Class Schedule, Exams, and Stress

Recently, on a veterinary school tour, I heard this question: “How does the class schedule look like?”

Dr. NantikaI rarely get asked this—I’m more commonly asked how hard it is to get into veterinary school—but this is an important question, because, in my opinion, I think that it is harder to complete a DVM degree than it is to get accepted to veterinary school.

To start, we can look at my spring veterinary class schedule and how I am dealing with this hectic routine. I start the week with Monday, 8 a.m. exams and end with my Friday, 3 p.m. class.

My daily studying hours are blocked from 7 p.m. to 1 a.m., or perhaps more like 3 a.m. Not being a morning person, this is a real challenge. It is important to know your learning style and quickly implement a study routine. This will save time for studying and will increase time for sleep. If you want to attend vet school, you need to get ready to put in that many study hours.

The exam schedule usually begins on the third week of the semester. The second-year vet students have exams almost every Monday and Friday. This continues until final exams at the end of the semester. Additionally, even though Tuesday and Wednesday classes start at 10 a.m., I still wake up and review the materials at 6 a.m. before the weekly quizzes (this semester, for pharmacology or toxicology). It feels like a constant pounding of studying, preparing, and taking exams.

The consequence of these class and exam schedules is stress. We all are dealing with it (differently, in some ways, and similarly, in others).

Because of this, I have found that it’s important to focus on my top reasons in order for me to keep going. These include:

Friends—It is delightful to have friends who accept your weaknesses and strengths. I have a language difficulty because English is not my first language, so my friends take time to spell things out for me or to explain things to me when I don’t understand the lecture. Many of my classmates were very competitive when we first got into vet school. But that competitiveness has gradually regressed as we all started to understand that we are here to be successful together. Every morning, one of my friends asks me, “Nantika, how it is going?” It’s a simple question that brings a smile and helps me get ready for the day.

Nantika Art 2CVM Counselor—I used to be afraid to let people know that I’m struggling through my classes. I stayed stressed and grumpy for my whole first-year fall semester. I became an unhappy and frustrated person, which impacted my productivity. I decided to seek help from CVM counselor Elizabeth Eaton. She guided me through accepting my weaknesses and fear of failure. I feel lucky that the Texas A&M Vet School takes the students’ mental health and wellness seriously.

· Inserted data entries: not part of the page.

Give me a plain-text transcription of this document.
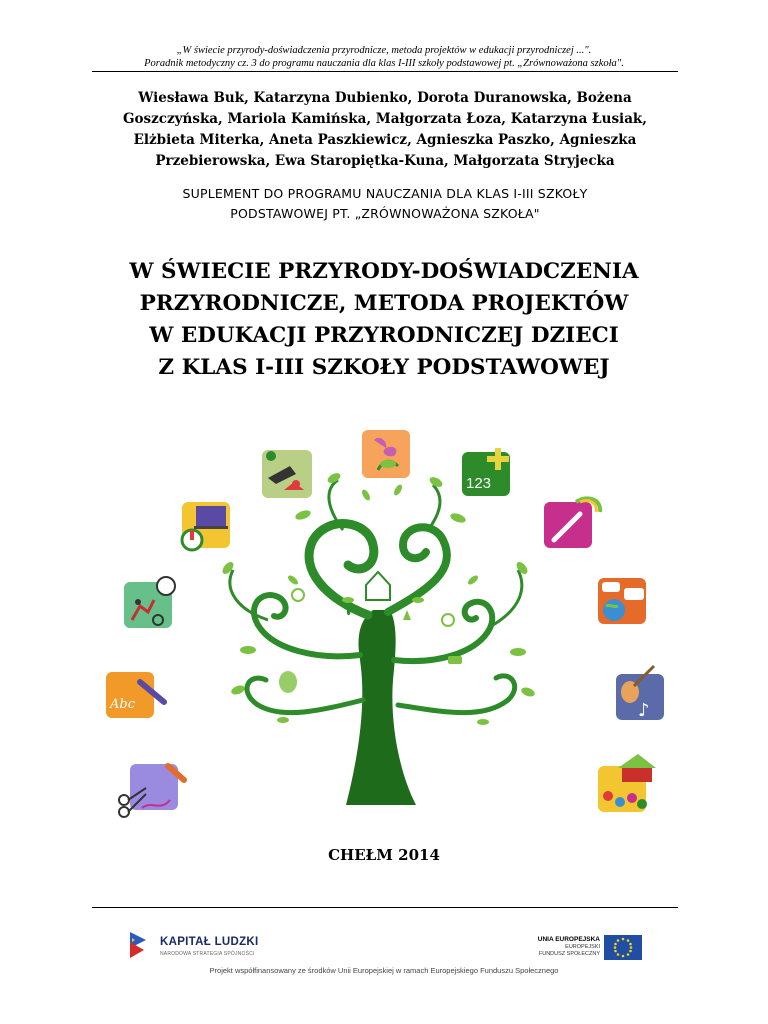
„W świecie przyrody-doświadczenia przyrodnicze, metoda projektów w edukacji przyrodniczej ...".
Poradnik metodyczny cz. 3 do programu nauczania dla klas I-III szkoły podstawowej pt. „Zrównoważona szkoła".
Wiesława Buk, Katarzyna Dubienko, Dorota Duranowska, Bożena
Goszczyńska, Mariola Kamińska, Małgorzata Łoza, Katarzyna Łusiak,
Elżbieta Miterka, Aneta Paszkiewicz, Agnieszka Paszko, Agnieszka
Przebierowska, Ewa Staropiętka-Kuna, Małgorzata Stryjecka
SUPLEMENT DO PROGRAMU NAUCZANIA DLA KLAS I-III SZKOŁY
PODSTAWOWEJ PT. „ZRÓWNOWAŻONA SZKOŁA"
W ŚWIECIE PRZYRODY-DOŚWIADCZENIA
PRZYRODNICZE, METODA PROJEKTÓW
W EDUKACJI PRZYRODNICZEJ DZIECI
Z KLAS I-III SZKOŁY PODSTAWOWEJ
123
Abc	♪
CHEŁM 2014
KAPITAŁ LUDZKI
NARODOWA STRATEGIA SPÓJNOŚCI
UNIA EUROPEJSKA
EUROPEJSKI
FUNDUSZ SPOŁECZNY
Projekt współfinansowany ze środków Unii Europejskiej w ramach Europejskiego Funduszu Społecznego
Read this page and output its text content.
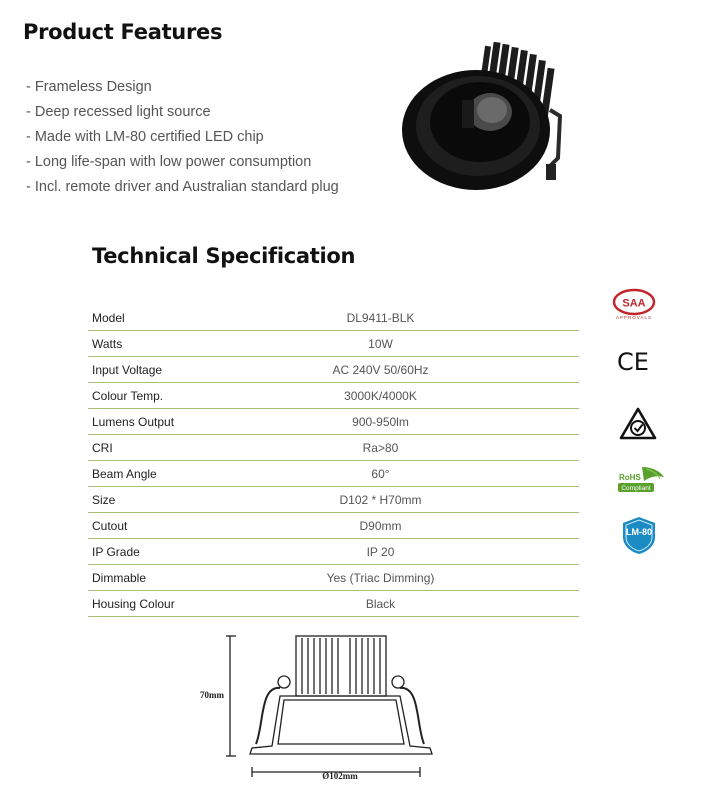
Product Features
- Frameless Design
- Deep recessed light source
- Made with LM-80 certified LED chip
- Long life-span with low power consumption
- Incl. remote driver and Australian standard plug
Technical Specification
Model	DL9411-BLK
Watts	10W
Input Voltage	AC 240V 50/60Hz
Colour Temp.	3000K/4000K
Lumens Output	900-950lm
CRI	Ra>80
Beam Angle	60°
Size	D102 * H70mm
Cutout	D90mm
IP Grade	IP 20
Dimmable	Yes (Triac Dimming)
Housing Colour	Black
SAA
APPROVALS
CE
RoHS
Compliant
LM-80
70mm
Ø102mm
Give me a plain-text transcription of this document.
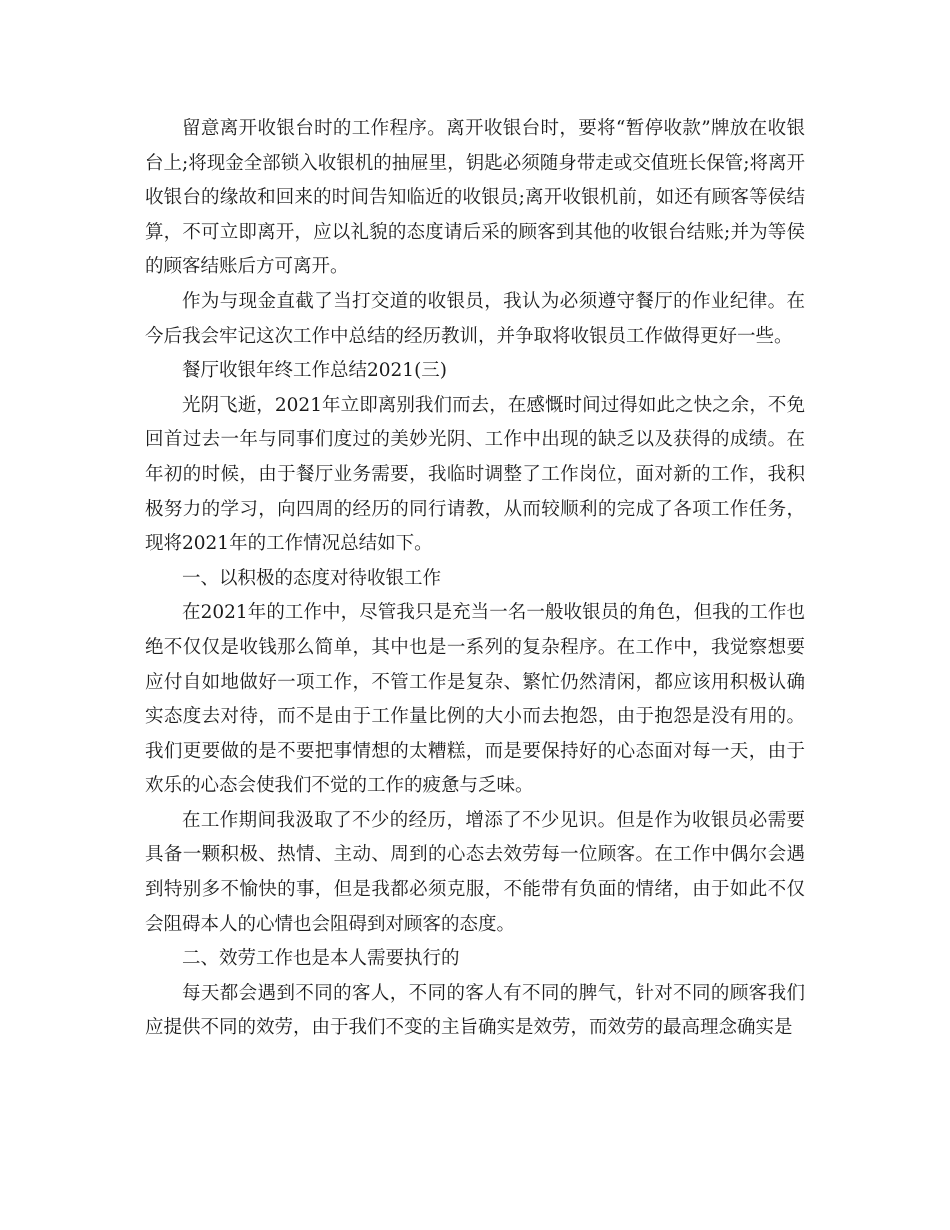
留意离开收银台时的工作程序。离开收银台时，要将“暂停收款”牌放在收银台上;将现金全部锁入收银机的抽屉里，钥匙必须随身带走或交值班长保管;将离开收银台的缘故和回来的时间告知临近的收银员;离开收银机前，如还有顾客等侯结算，不可立即离开，应以礼貌的态度请后采的顾客到其他的收银台结账;并为等侯的顾客结账后方可离开。

作为与现金直截了当打交道的收银员，我认为必须遵守餐厅的作业纪律。在今后我会牢记这次工作中总结的经历教训，并争取将收银员工作做得更好一些。

餐厅收银年终工作总结2021(三)

光阴飞逝，2021年立即离别我们而去，在感慨时间过得如此之快之余，不免回首过去一年与同事们度过的美妙光阴、工作中出现的缺乏以及获得的成绩。在年初的时候，由于餐厅业务需要，我临时调整了工作岗位，面对新的工作，我积极努力的学习，向四周的经历的同行请教，从而较顺利的完成了各项工作任务，现将2021年的工作情况总结如下。

一、以积极的态度对待收银工作

在2021年的工作中，尽管我只是充当一名一般收银员的角色，但我的工作也绝不仅仅是收钱那么简单，其中也是一系列的复杂程序。在工作中，我觉察想要应付自如地做好一项工作，不管工作是复杂、繁忙仍然清闲，都应该用积极认确实态度去对待，而不是由于工作量比例的大小而去抱怨，由于抱怨是没有用的。我们更要做的是不要把事情想的太糟糕，而是要保持好的心态面对每一天，由于欢乐的心态会使我们不觉的工作的疲惫与乏味。

在工作期间我汲取了不少的经历，增添了不少见识。但是作为收银员必需要具备一颗积极、热情、主动、周到的心态去效劳每一位顾客。在工作中偶尔会遇到特别多不愉快的事，但是我都必须克服，不能带有负面的情绪，由于如此不仅会阻碍本人的心情也会阻碍到对顾客的态度。

二、效劳工作也是本人需要执行的

每天都会遇到不同的客人，不同的客人有不同的脾气，针对不同的顾客我们应提供不同的效劳，由于我们不变的主旨确实是效劳，而效劳的最高理念确实是
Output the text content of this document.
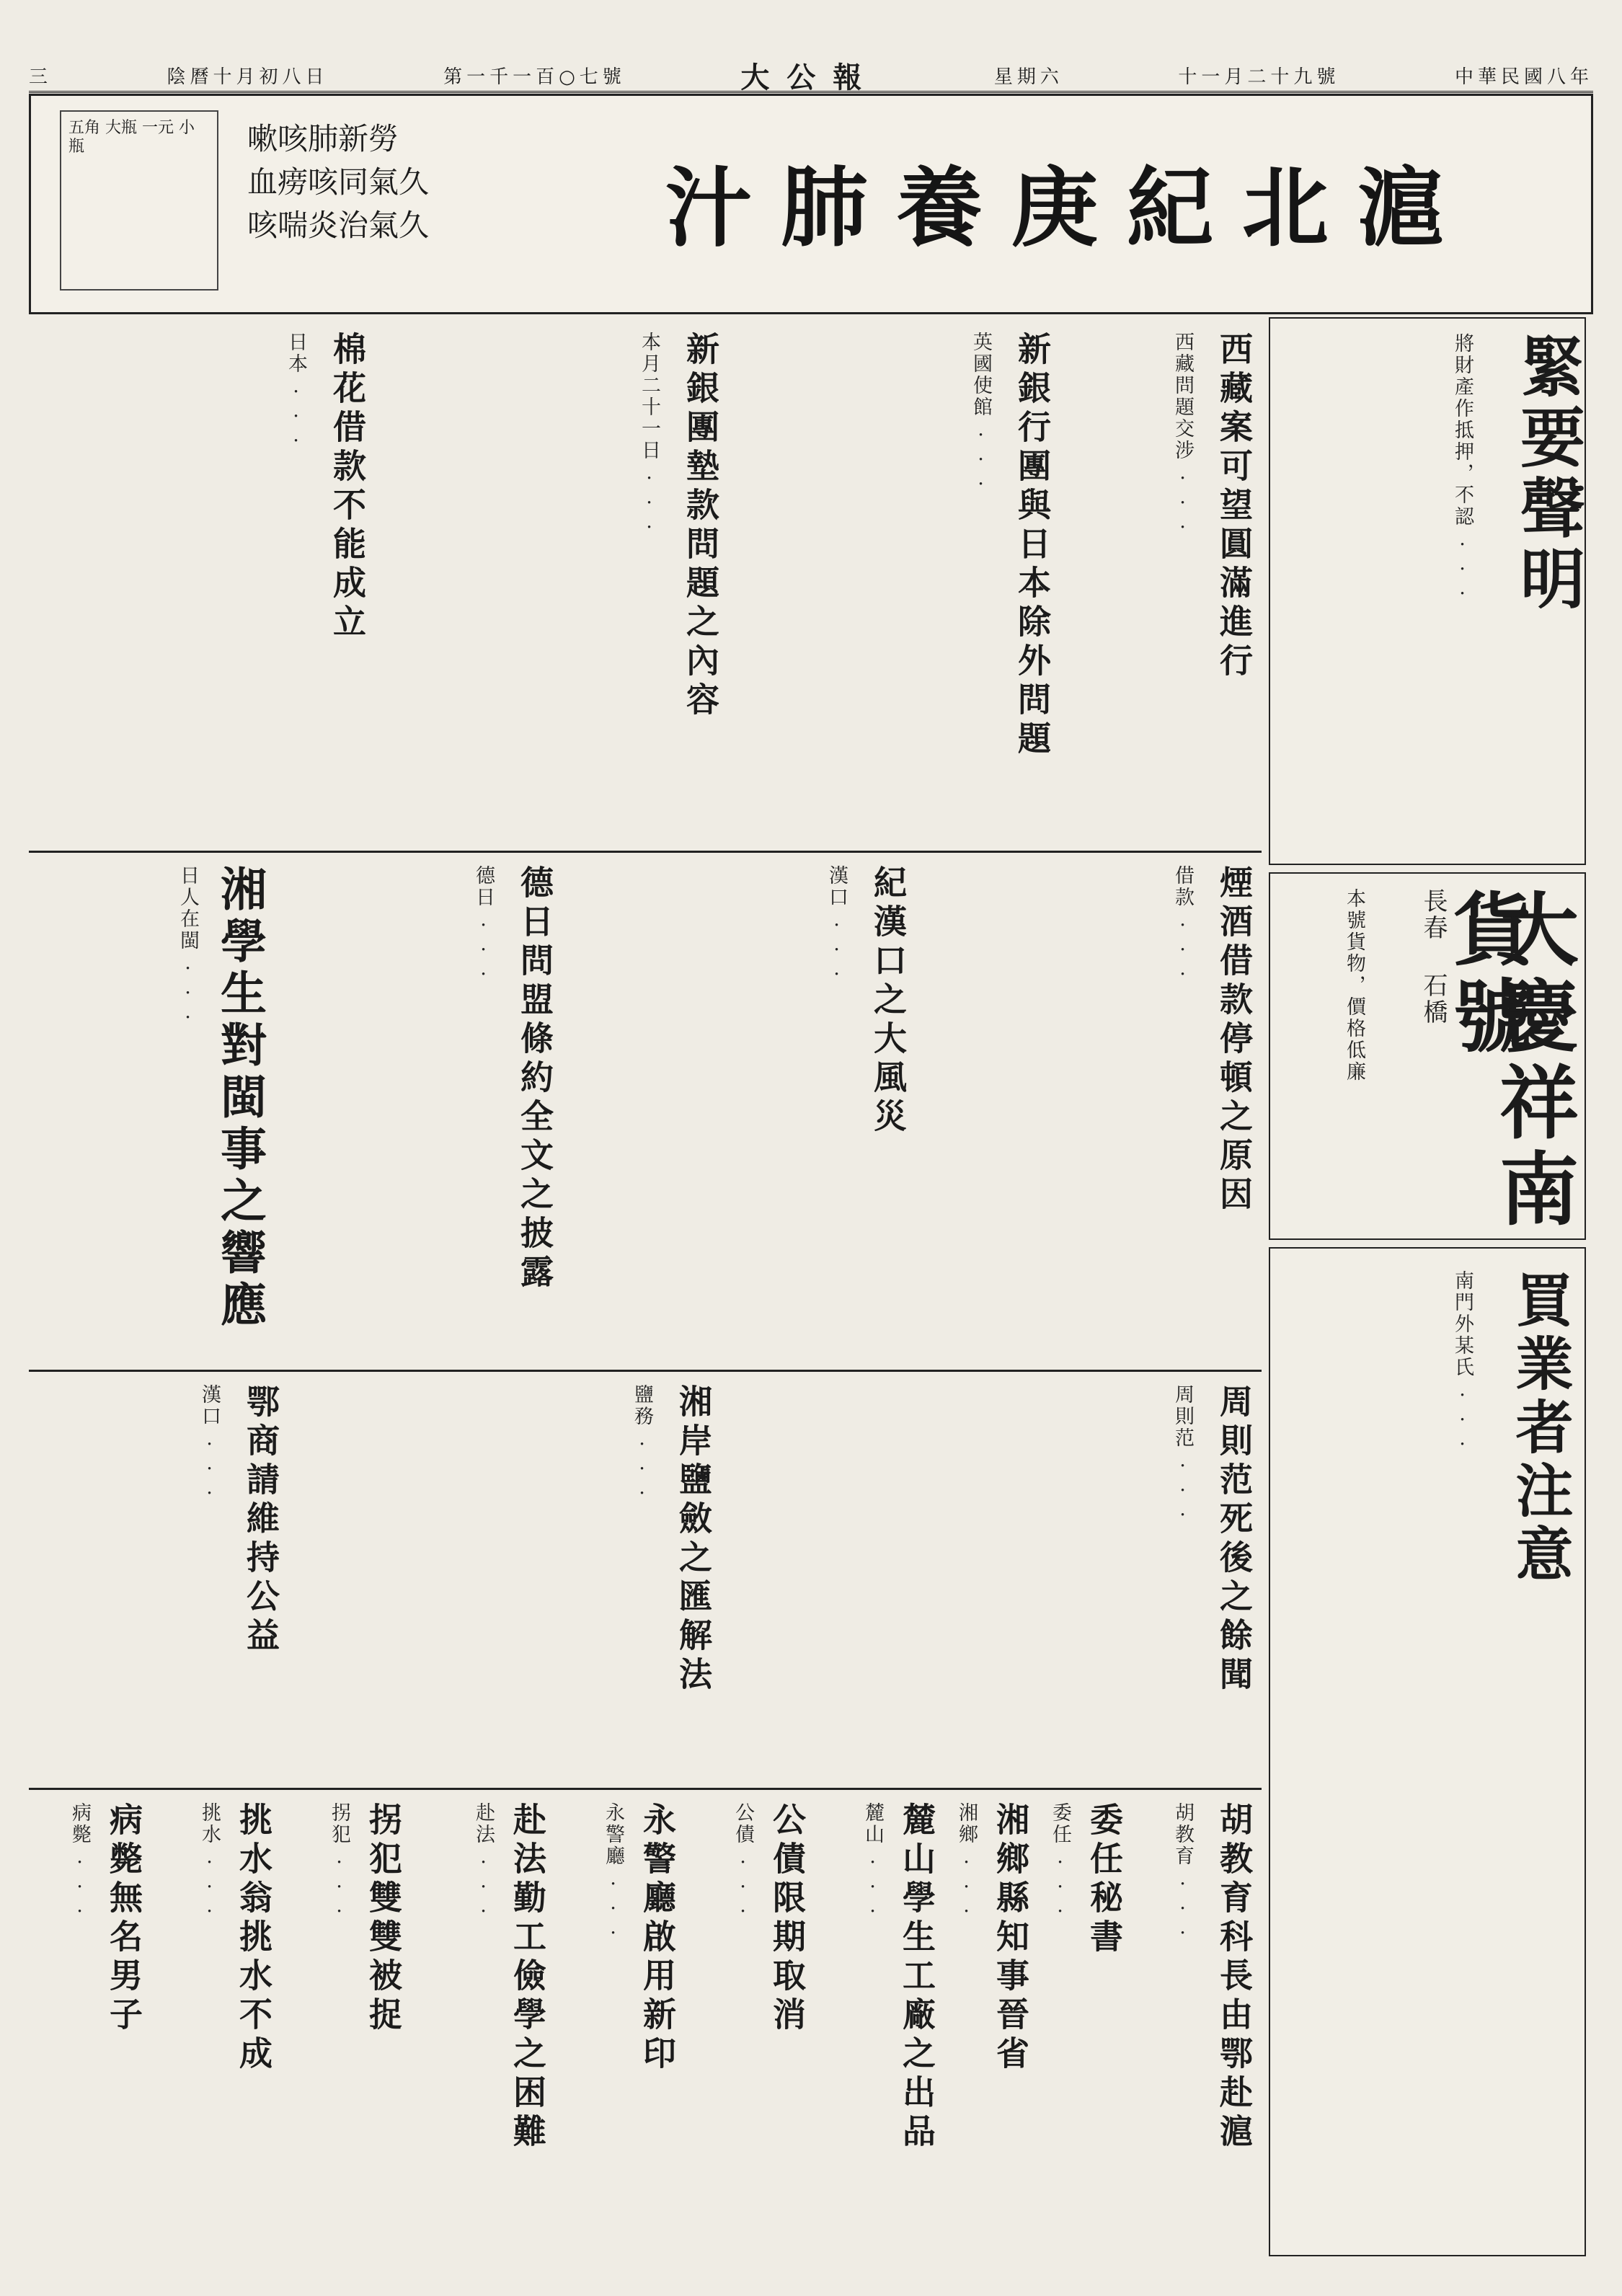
三	陰曆十月初八日	第一千一百○七號	大公報	星期六	十一月二十九號	中華民國八年
五角 大瓶 一元 小瓶	嗽咳肺新勞
血痨咳同氣久
咳喘炎治氣久	汁肺養庚紀北滬
緊要聲明
將財產作抵押，不認...
大慶祥南貨號
長春 石橋
本號貨物，價格低廉
買業者注意
南門外某氏...
西藏案可望圓滿進行
西藏問題交涉...
新銀行團與日本除外問題
英國使館...
新銀團墊款問題之內容
本月二十一日...
棉花借款不能成立
日本...
煙酒借款停頓之原因
借款...
紀漢口之大風災
漢口...
德日問盟條約全文之披露
德日...
湘學生對閩事之響應
日人在閩...
周則范死後之餘聞
周則范...
湘岸鹽斂之匯解法
鹽務...
鄂商請維持公益
漢口...
胡教育科長由鄂赴滬
胡教育...
委任秘書
委任...
湘鄉縣知事晉省
湘鄉...
麓山學生工廠之出品
麓山...
公債限期取消
公債...
永警廳啟用新印
永警廳...
赴法勤工儉學之困難
赴法...
拐犯雙雙被捉
拐犯...
挑水翁挑水不成
挑水...
病斃無名男子
病斃...
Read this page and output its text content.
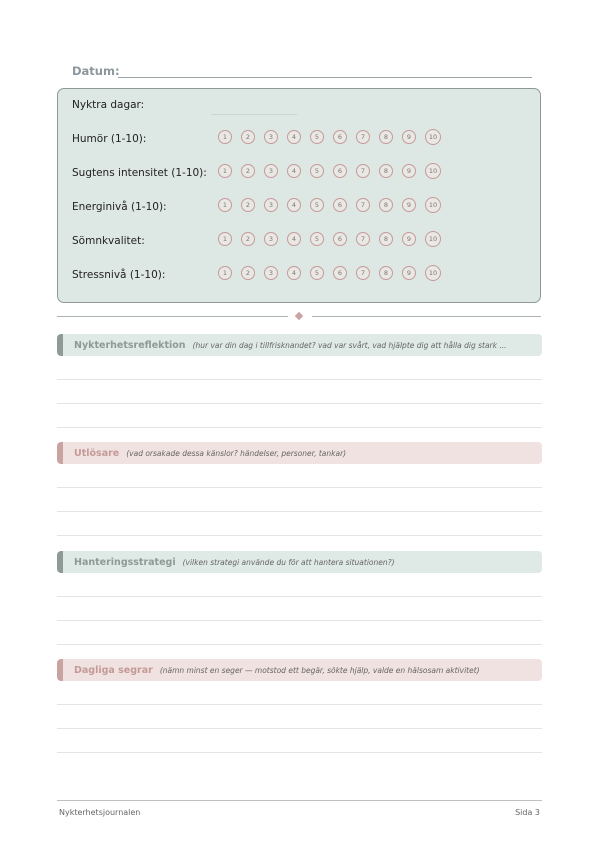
Datum:
Nyktra dagar:
Humör (1-10):	1	2	3	4	5	6	7	8	9	10
Sugtens intensitet (1-10):	1	2	3	4	5	6	7	8	9	10
Energinivå (1-10):	1	2	3	4	5	6	7	8	9	10
Sömnkvalitet:	1	2	3	4	5	6	7	8	9	10
Stressnivå (1-10):	1	2	3	4	5	6	7	8	9	10
Nykterhetsreflektion (hur var din dag i tillfrisknandet? vad var svårt, vad hjälpte dig att hålla dig stark ...
Utlösare (vad orsakade dessa känslor? händelser, personer, tankar)
Hanteringsstrategi (vilken strategi använde du för att hantera situationen?)
Dagliga segrar (nämn minst en seger — motstod ett begär, sökte hjälp, valde en hälsosam aktivitet)
Nykterhetsjournalen	Sida 3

We also have a stress reduction room and relaxation space, where we have a massage chair and biofeedback equipment to help de-stress and help the body to achieve a relaxation response.

Time outside school—It’s hard to pull myself away from studying, but I realize I need to do something besides study. So, I chose to paint. While I’m painting, I really focus on the canvas and color in my brush. That is one form of meditation that I have started to enjoy in order to refresh my mind.

The love of medicine and animals—At the end of the day, I see the innocent eyes of my dogs, one of which recently got diagnosed with immune-mediated hemolytic anemia. It reminds me why I’m pursuing this career, because I want to learn medicine and use my knowledge to improve the health of the animals.